Fue un espectáculo de encantadora fantasía el duelo público entre los dos poseedores del número 514, serie 23; las idas y venidas de los periodistas, la sangre fría de Arsenio Lupin frente al enloquecimiento del pobre señor Gerbois…
¡La prensa estaba repleta de las lamentaciones del desgraciado! A ella confiaba su infortunio con chocante ingenuidad.
—Compréndanlo, señores. ¡Es la dote de Suzanne lo que ese truhán quiere robarme! Por mí, personalmente, me tiene sin cuidado; pero ¡por Suzanne! Piénsenlo: ¡un millón! ¡Diez veces cien mil francos! ¡Ah! Bien sabía yo que el secrétaire contenía un tesoro.
Al objetársele que su adversario, al llevarse el mueble, ignoraba la presencia de un billete de lotería, y que en todo caso nunca habría podido prever que tal billete iba a ganar el primer premio, gemía:
—¡Lo sabía, lo sabía…! Si no, ¿por qué se habría molestado en llevarse un mueble tan viejo?
—Por razones desconocidas, pero ciertamente no para apoderarse de un trozo de papel que valía, entonces, veinte francos, una modestísima suma.
—¡La suma de un millón! Él lo sabía…, ¡lo sabe todo! Ah, ustedes no conocen a ese bandido… ¡Él no les ha robado un millón!
El diálogo habría podido durar infinitamente. Pero al duodécimo día, el señor Gerbois recibió una misiva de Arsenio Lupin que llevaba la indicación de confidencial. La leyó con inquietud creciente:
Señor: La galería se divierte a nuestra costa. ¿No cree que ha llegado el momento de ponernos serios? Por mi parte, yo estoy firmemente dispuesto a ello.
La situación es clara: yo poseo un billete que no tengo derecho a cobrar, y usted tiene derecho a cobrar un billete que no posee. Así pues, no podemos hacer nada el uno sin el otro.

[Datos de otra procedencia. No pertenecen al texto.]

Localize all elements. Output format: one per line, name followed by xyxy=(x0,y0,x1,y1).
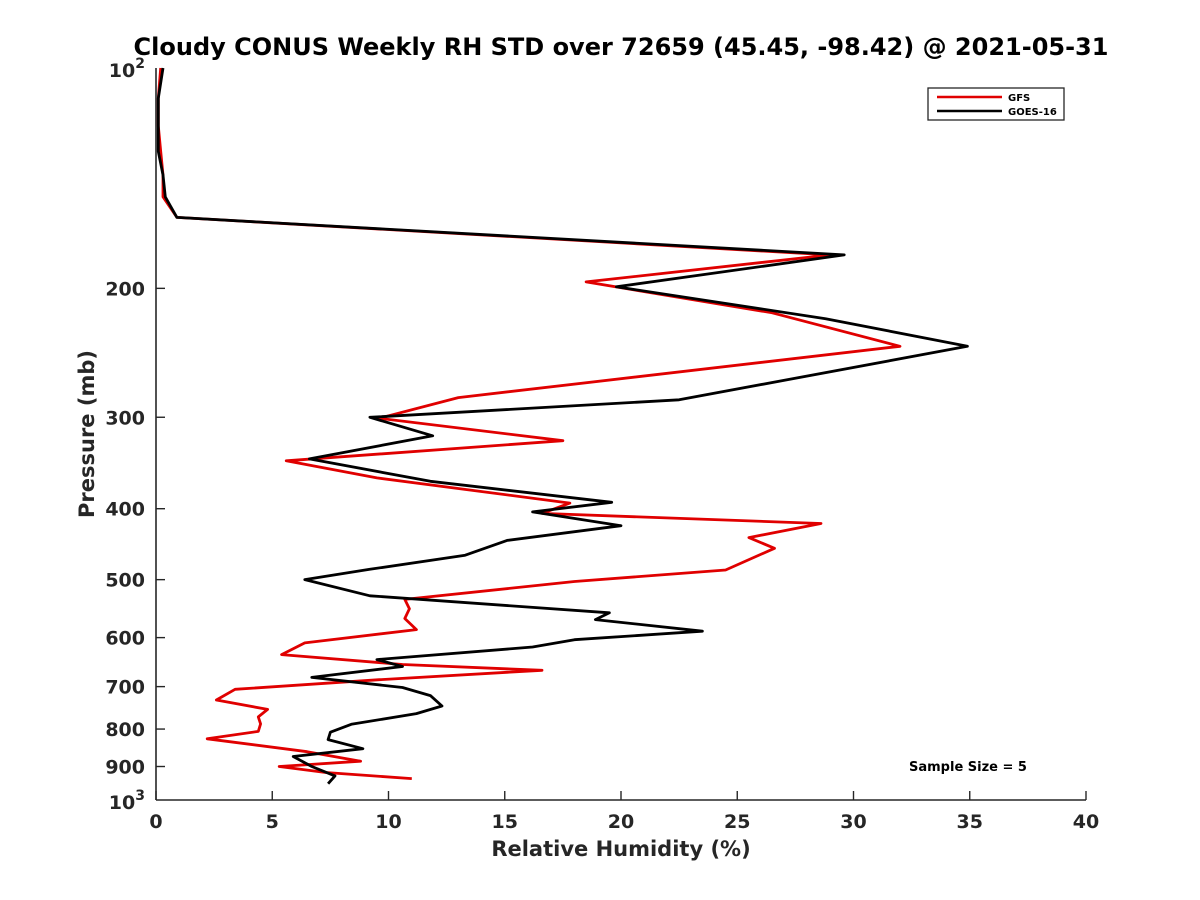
y-tick-label: 500 xyxy=(105,570,145,592)
y-bottom-label-exp: 3 xyxy=(135,788,145,804)
y-tick-label: 200 xyxy=(105,278,145,300)
series-line-gfs xyxy=(156,67,902,780)
y-tick-label: 700 xyxy=(105,677,145,699)
x-axis-label: Relative Humidity (%) xyxy=(491,837,750,861)
x-tick-label: 25 xyxy=(724,811,750,833)
series-layer xyxy=(156,67,969,785)
x-tick-label: 30 xyxy=(840,811,866,833)
y-ticks: 200 300 400 500 600 700 800 900 xyxy=(105,278,165,779)
y-axis-label: Pressure (mb) xyxy=(75,350,99,518)
legend: GFS GOES-16 xyxy=(927,87,1065,121)
x-tick-label: 0 xyxy=(149,811,162,833)
x-tick-label: 35 xyxy=(957,811,983,833)
legend-box xyxy=(927,87,1065,121)
axes xyxy=(155,68,1086,801)
chart-title: Cloudy CONUS Weekly RH STD over 72659 (4… xyxy=(134,33,1109,61)
y-top-label-exp: 2 xyxy=(135,56,145,72)
x-tick-label: 5 xyxy=(266,811,279,833)
x-tick-label: 20 xyxy=(608,811,634,833)
x-tick-label: 10 xyxy=(375,811,401,833)
series-line-goes16 xyxy=(156,67,969,785)
y-top-label-base: 10 xyxy=(109,60,135,82)
sample-size-annotation: Sample Size = 5 xyxy=(909,760,1027,775)
y-tick-label: 900 xyxy=(105,757,145,779)
y-top-label: 102 xyxy=(109,56,145,82)
y-tick-label: 400 xyxy=(105,499,145,521)
legend-label-goes16: GOES-16 xyxy=(1008,107,1057,118)
y-tick-label: 300 xyxy=(105,407,145,429)
y-tick-label: 800 xyxy=(105,719,145,741)
y-bottom-label-base: 10 xyxy=(109,792,135,814)
x-tick-label: 40 xyxy=(1073,811,1099,833)
x-tick-label: 15 xyxy=(492,811,518,833)
y-tick-label: 600 xyxy=(105,628,145,650)
y-bottom-label: 103 xyxy=(109,788,145,814)
x-ticks: 0 5 10 15 20 25 30 35 40 xyxy=(149,791,1099,833)
legend-label-gfs: GFS xyxy=(1008,93,1030,104)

Ahora bien: ni usted consentirá en cederme su derecho ni yo en cederle mi billete.
¿Qué hacer?
Yo no veo más que un medio: repartámoslo.
Medio millón para usted y medio millón para mí. ¿No es equitativo? Y este juicio de Salomón ¿no satisface el deseo de justicia que existe en cada uno de nosotros? Solución justa, pero solución inmediata. Esta no es una oferta que tenga usted la obligación de discutir, sino una necesidad a la que debe adaptarse dadas las circunstancias. Le doy tres días para reflexionar. El viernes por la mañana me gustaría leer en los anuncios breves del Echo de Paris una discreta nota dirigida al señor Ars Lup que contuviera, en términos velados, su adhesión pura y simple al pacto que le propongo, mediante el cual usted entrará en posesión inmediata del billete, cobrará el millón…, y me remitirá quinientos mil francos por el procedimiento que yo le indicaré posteriormente.
En caso de negativa, he tomado mis disposiciones para que el resultado sea idéntico. Pero, aparte de las muy graves molestias que le causará tal obstinación, tendrá que sufrir usted un descuento de veinticinco mil francos para gastos suplementarios.
Quedando a su disposición, lo saluda atentamente,
ARSENIO LUPIN
Desesperado, el señor Gerbois cometió la enorme falta de enseñar esta carta y dejar que la copiaran. Su indignación lo empujaba a estas tonterías.
—¡Nada! ¡No tendrá nada! —gritaba ante los periodistas—. ¿Partir lo que me pertenece? ¡Jamás! ¡Que rompa el billete si quiere!
—Sin embargo, quinientos mil francos es mejor que nada.
—No se trata de eso, sino de mi derecho, y este derecho lo estableceré ante los tribunales.
—¿Atacará a Arsenio Lupin? Eso sería gracioso.
—No, sino al Crédit Foncier, que me tiene que pagar el millón.
—Contra la entrega del billete o, al menos, contra la prueba de que usted lo compró.
—La prueba existe, puesto que Arsenio Lupin confiesa que robó el secrétaire.
—¿Le bastará a los tribunales la palabra de Arsenio Lupin?
—No importa. Yo sigo adelante.
La galería pateaba. Se hicieron apuestas: unos sostenían que Lupin sometería al señor Gerbois; otros, que aquel claudicaría ante las amenazas de este. Se experimentaba una especie de intranquilidad, de tal manera eran desiguales las fuerzas entre los adversarios: uno, tan rudo en su asalto; otro, asustado como una bestia acorralada.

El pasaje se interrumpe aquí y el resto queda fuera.